The race was briefly a duel at the final hurdle before it was clear that Embelmatic had the measure of Arbury and came home three lengths clear. Chester was a distance behind in third, holding off Thomastown by two lengths while only Ocean Witch caught in the melee earlier in the race, persisted to finish fifth.

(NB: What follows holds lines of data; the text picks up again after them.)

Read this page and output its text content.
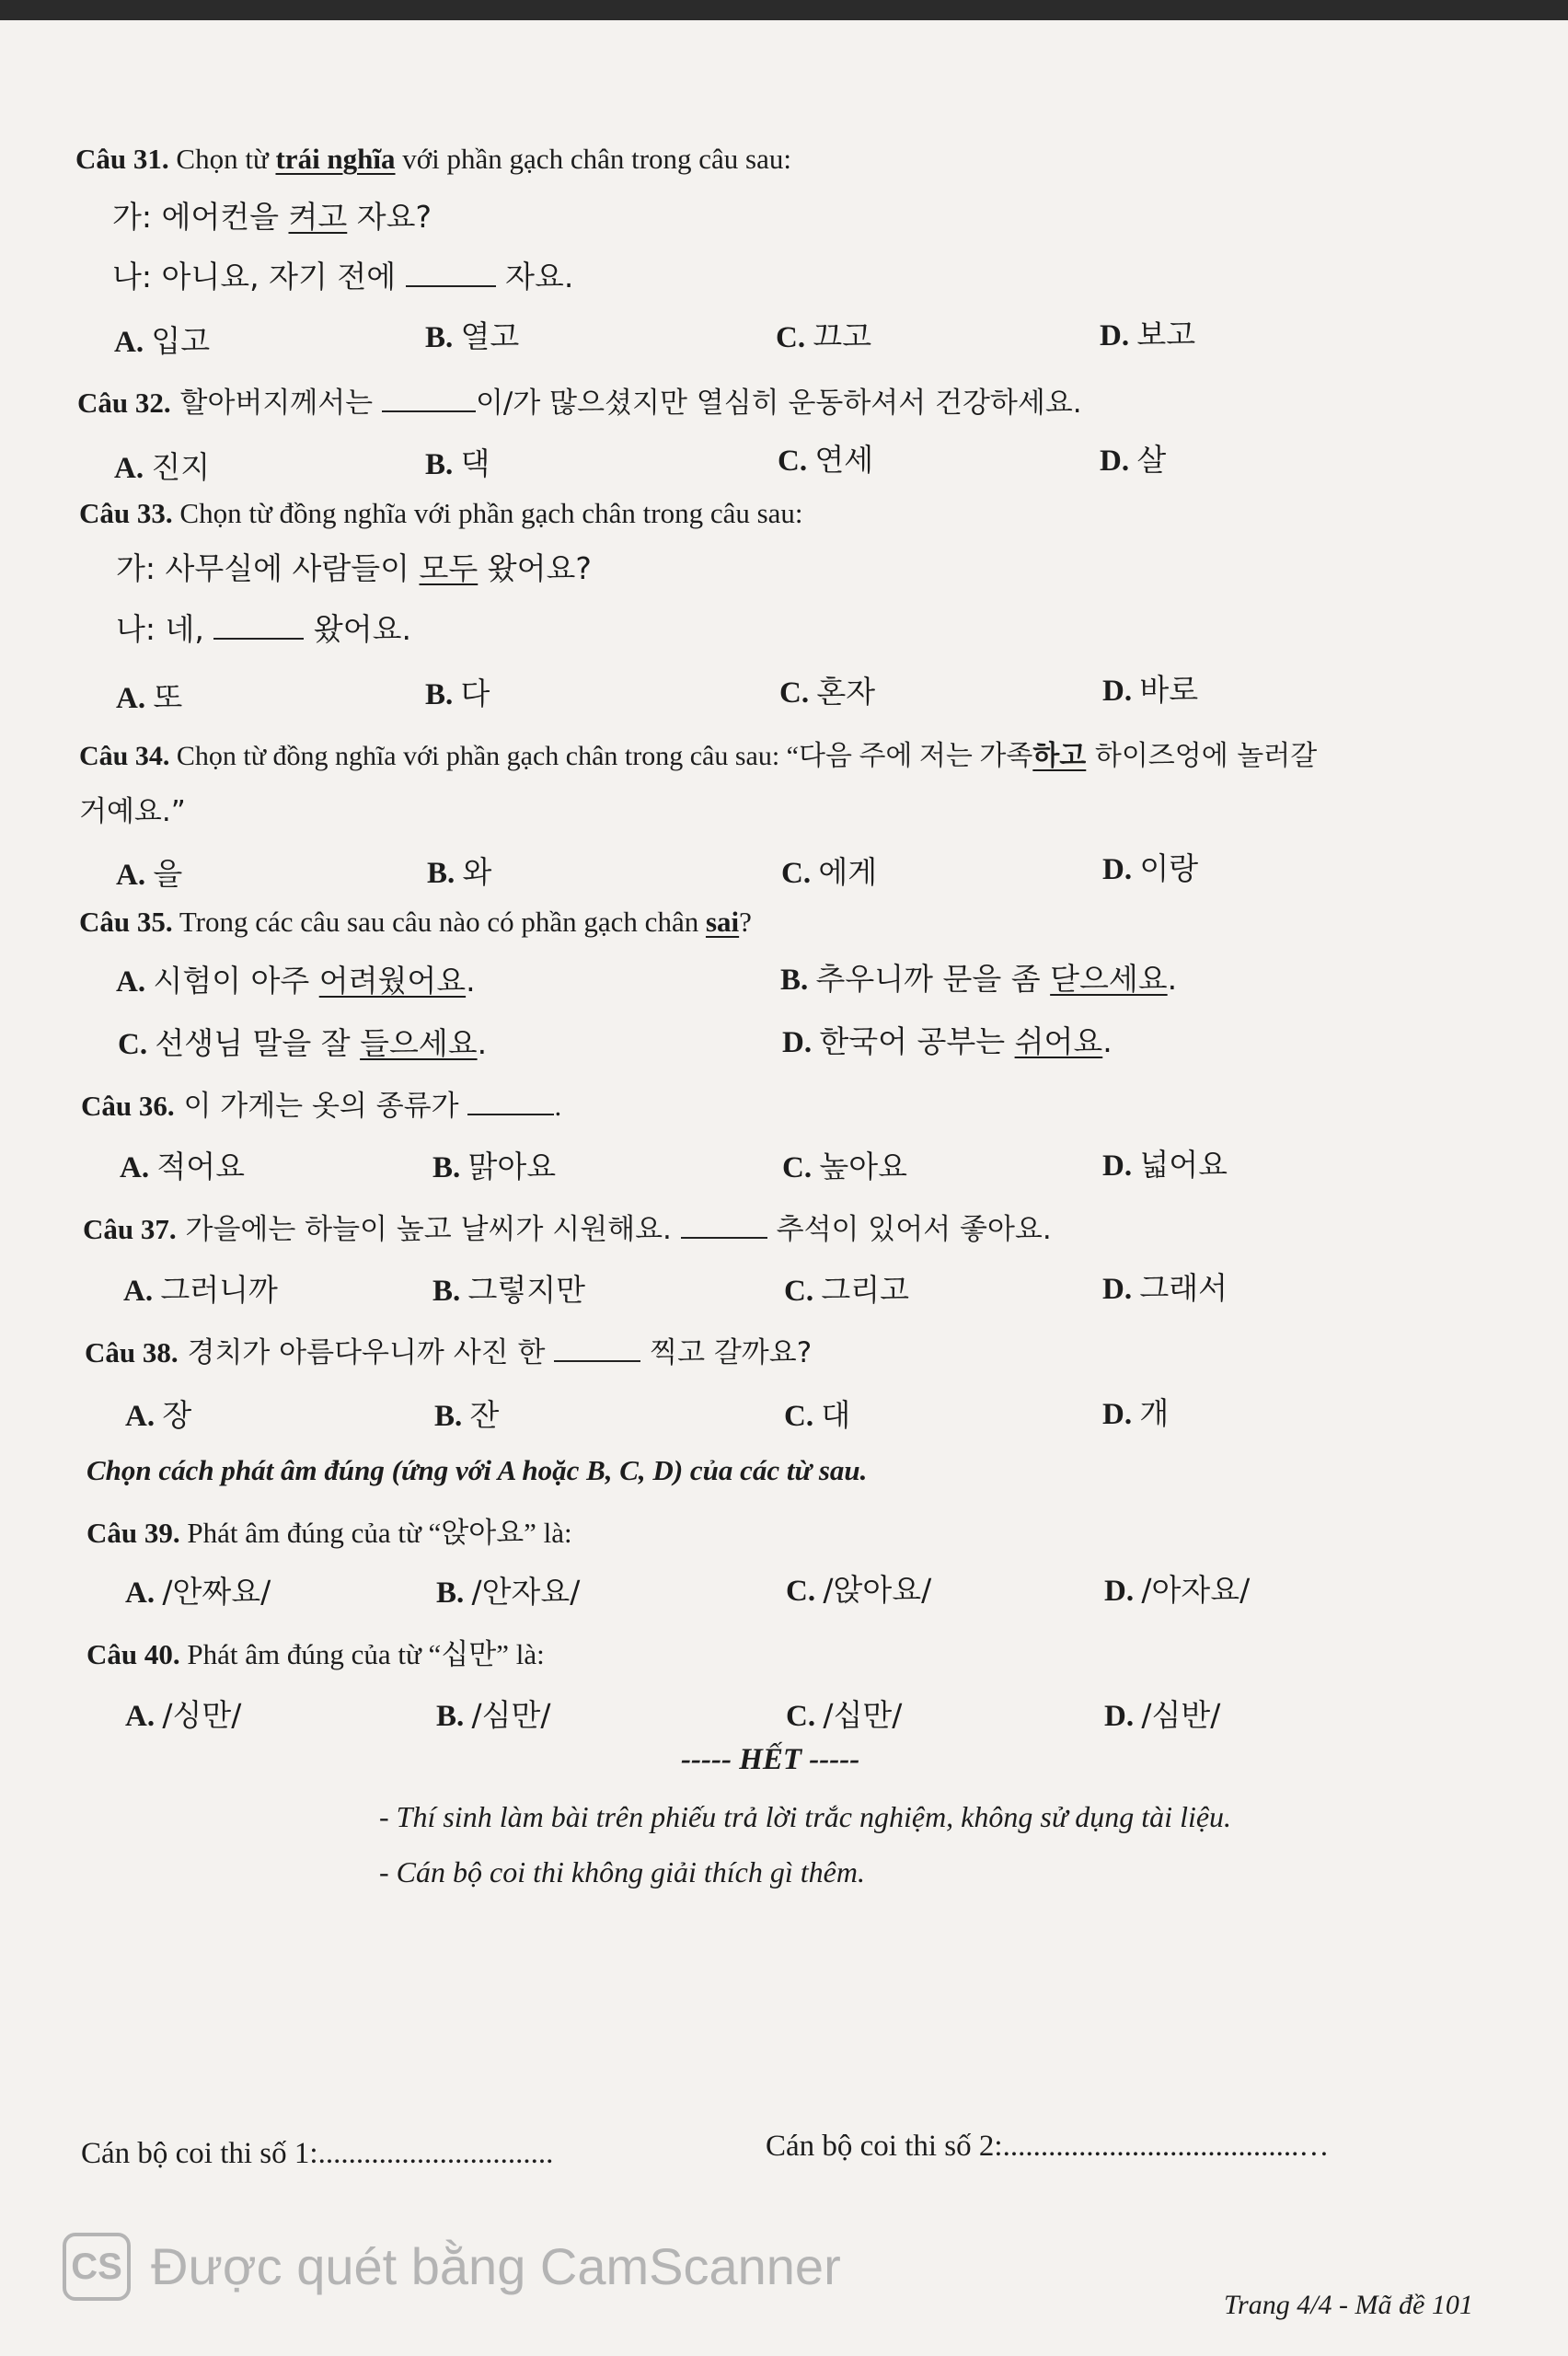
Câu 31. Chọn từ trái nghĩa với phần gạch chân trong câu sau:
가: 에어컨을 켜고 자요?
나: 아니요, 자기 전에	자요.
A. 입고	B. 열고	C. 끄고	D. 보고
Câu 32. 할아버지께서는	이/가 많으셨지만 열심히 운동하셔서 건강하세요.
A. 진지	B. 댁	C. 연세	D. 살
Câu 33. Chọn từ đồng nghĩa với phần gạch chân trong câu sau:
가: 사무실에 사람들이 모두 왔어요?
나: 네,	왔어요.
A. 또	B. 다	C. 혼자	D. 바로
Câu 34. Chọn từ đồng nghĩa với phần gạch chân trong câu sau: “다음 주에 저는 가족하고 하이즈엉에 놀러갈
거예요.”
A. 을	B. 와	C. 에게	D. 이랑
Câu 35. Trong các câu sau câu nào có phần gạch chân sai?
A. 시험이 아주 어려웠어요.	B. 추우니까 문을 좀 닫으세요.
C. 선생님 말을 잘 들으세요.	D. 한국어 공부는 쉬어요.
Câu 36. 이 가게는 옷의 종류가	.
A. 적어요	B. 맑아요	C. 높아요	D. 넓어요
Câu 37. 가을에는 하늘이 높고 날씨가 시원해요.	추석이 있어서 좋아요.
A. 그러니까	B. 그렇지만	C. 그리고	D. 그래서
Câu 38. 경치가 아름다우니까 사진 한	찍고 갈까요?
A. 장	B. 잔	C. 대	D. 개
Chọn cách phát âm đúng (ứng với A hoặc B, C, D) của các từ sau.
Câu 39. Phát âm đúng của từ “앉아요” là:
A. /안짜요/	B. /안자요/	C. /앉아요/	D. /아자요/
Câu 40. Phát âm đúng của từ “십만” là:
A. /싱만/	B. /심만/	C. /십만/	D. /심반/
----- HẾT -----
- Thí sinh làm bài trên phiếu trả lời trắc nghiệm, không sử dụng tài liệu.
- Cán bộ coi thi không giải thích gì thêm.
Cán bộ coi thi số 1:...............................	Cán bộ coi thi số 2:.......................................…
CS Được quét bằng CamScanner
Trang 4/4 - Mã đề 101
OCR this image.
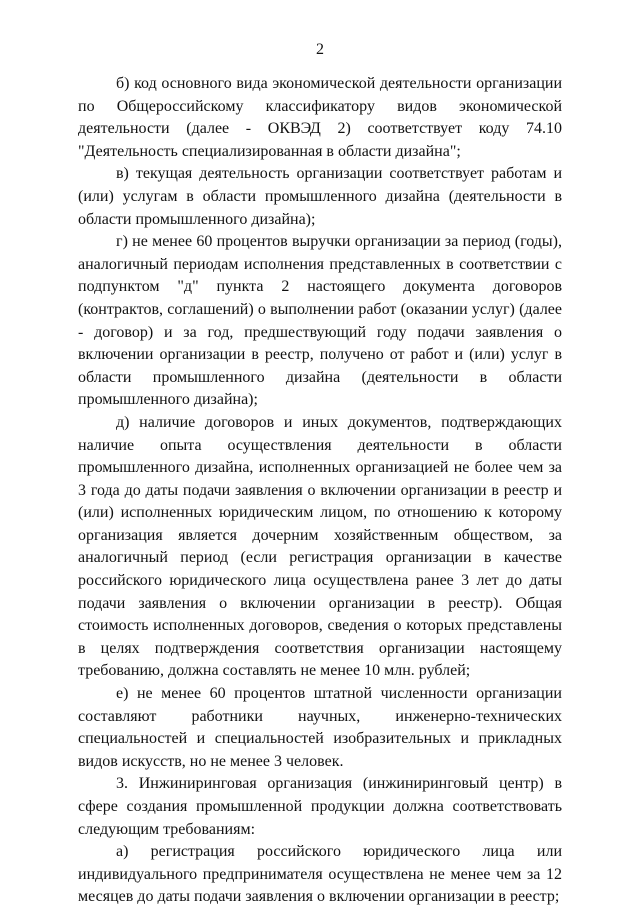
2

б) код основного вида экономической деятельности организации по Общероссийскому классификатору видов экономической деятельности (далее - ОКВЭД 2) соответствует коду 74.10 "Деятельность специализированная в области дизайна";

в) текущая деятельность организации соответствует работам и (или) услугам в области промышленного дизайна (деятельности в области промышленного дизайна);

г) не менее 60 процентов выручки организации за период (годы), аналогичный периодам исполнения представленных в соответствии с подпунктом "д" пункта 2 настоящего документа договоров (контрактов, соглашений) о выполнении работ (оказании услуг) (далее - договор) и за год, предшествующий году подачи заявления о включении организации в реестр, получено от работ и (или) услуг в области промышленного дизайна (деятельности в области промышленного дизайна);

д) наличие договоров и иных документов, подтверждающих наличие опыта осуществления деятельности в области промышленного дизайна, исполненных организацией не более чем за 3 года до даты подачи заявления о включении организации в реестр и (или) исполненных юридическим лицом, по отношению к которому организация является дочерним хозяйственным обществом, за аналогичный период (если регистрация организации в качестве российского юридического лица осуществлена ранее 3 лет до даты подачи заявления о включении организации в реестр). Общая стоимость исполненных договоров, сведения о которых представлены в целях подтверждения соответствия организации настоящему требованию, должна составлять не менее 10 млн. рублей;

е) не менее 60 процентов штатной численности организации составляют работники научных, инженерно-технических специальностей и специальностей изобразительных и прикладных видов искусств, но не менее 3 человек.

3. Инжиниринговая организация (инжиниринговый центр) в сфере создания промышленной продукции должна соответствовать следующим требованиям:

а) регистрация российского юридического лица или индивидуального предпринимателя осуществлена не менее чем за 12 месяцев до даты подачи заявления о включении организации в реестр;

Among those who walked in were Bantam and Leonidas having given up the chase before the final hurdle.

==Finishing Order==

| Position | Name | Jockey | Handicap (st-lb) | SP | Distance | Colours |
| Winner | Emblematic | George Stevens | 10-6 | 10-1 | 11 minutes, 50 seconds | Brown, light blue cap |
| Second | Arbury | Ben Land | 11-12 | 40-1 | 3 lengths | Buff, blue cap |
| Third | Chester | Walter White | 10-0 | 40-1 | A distance |  |
| Fourth | Thomastown | James Murphy | 12-0 | 33-1 | 2 Lengths | Burgundy, blue sleeves, white cap |
| Fifth | Ocean Witch | William Reeves | 10-2 | 20-1 | Stopped {17} went on, Last to Complete | Green and black stripes, black cap |
| Fence 27 {Final Hurdle} | Bantam | George Holman | 11-8 | 5-1 | Pulled Up | Black, white sleeves, black cap |
| Fence 27 {Final Hurdle} | Leonidas | Charles Boyce | 11-4 | 100-1 | Pulled Up | White, blue cap |
| Fence 27 {Final Hurdle} | Serious Case | George Waddington | 11-3 | 11-1 | Pulled Up | Blue, black cap |
| Fence 25 {Post and Rails} | Brian Borhoime | J. Poinons | 10-4 | 100-1 | Fell |  |
| Fence 22 {Extreme Turn} | Wee Nell | James Knott | 11-6 | 12-1 | Refused | Purple, orange cap |
| Fence 17 {Double Post and Rails} | Bell's Life | Griffiths | 10-12 | 30-1 | Fell |  |
| Fence 17 {Double Post and Rails} | Ireley | M. Blake | 10-10 | 40-1 | Fell | Brown, yellow spots and cap |
| Fence 17 {Double Post & Rails} | Little Bob | Pat Igoe | 11-0 | 100-1 | Hampered and refused | Blue, tartan sash, red cap |
| Fence 17 {Double Post and Rails} | Miss Maria | J. Holman | 10-0 | 100-1 | Hampered and refused | Buff, blue sleeves and cap |
| Fence 17 {Double Post and Rail} | National Petition | J. Monaghan | 10-8 | 100-1 | Hampered and Refused | Light blue, black cap |
| Fence 17 {Double Post and Rails} | Real Jam | David Hughes | 10-8 | 11-1 | Hampered and refused | Purple, Green sleeves, white cap |
| Fence 17 {Double Post and Rails} | Sir William | C. Davison | 11-10 | 100-1 | Refused | Blue, white cap |
| Fence 16 {Ditch and Bank} | Reporter | Dixon | 12-2 | 40-1 | Hampered & Fell |
| Fence 14 {Artificial Brook} | Harry | J. Cassidy | 11-10 | 50-1 | Fell | Yellow, blue sleeves and cap |
| Fence 14 {Artificial Water Jump} | Martha | John Land | 10-0 | 33-1 | Fell | Black, red sleeves and cap |
| Fence 14 {Artificial Brook} | Romeo | F. Martin | 11-0 | 33-1 | Fell | Black, light blue cap |
| Fence 11 {Post and Rails} | Portland | Alec Goodman | 10-12 | 12-1 | Fell |  |
| Fence 3 {Double Rails} | Silk And Satin | Bill Jarvis | 10-0 | 100-1 | Tailed off, Pulled up 2nd circuit | Buff and purple stripes, black cap |
| Fence 2 {Ditch and Bank} | Jerusalem | George Ede | 11-10 | 9-2 | Fell, remounted tailed off | Blue, tartan sash, red cap |
| Fence 2 {Ditch and Bank} | Santanella | Dan Meaney | 10-12 | 100-1 | Fell | Black, yellow and red stripes, hooped cap |

==Aftermath==
George Stevens equalled Tom Olliver's record of three victories in the race.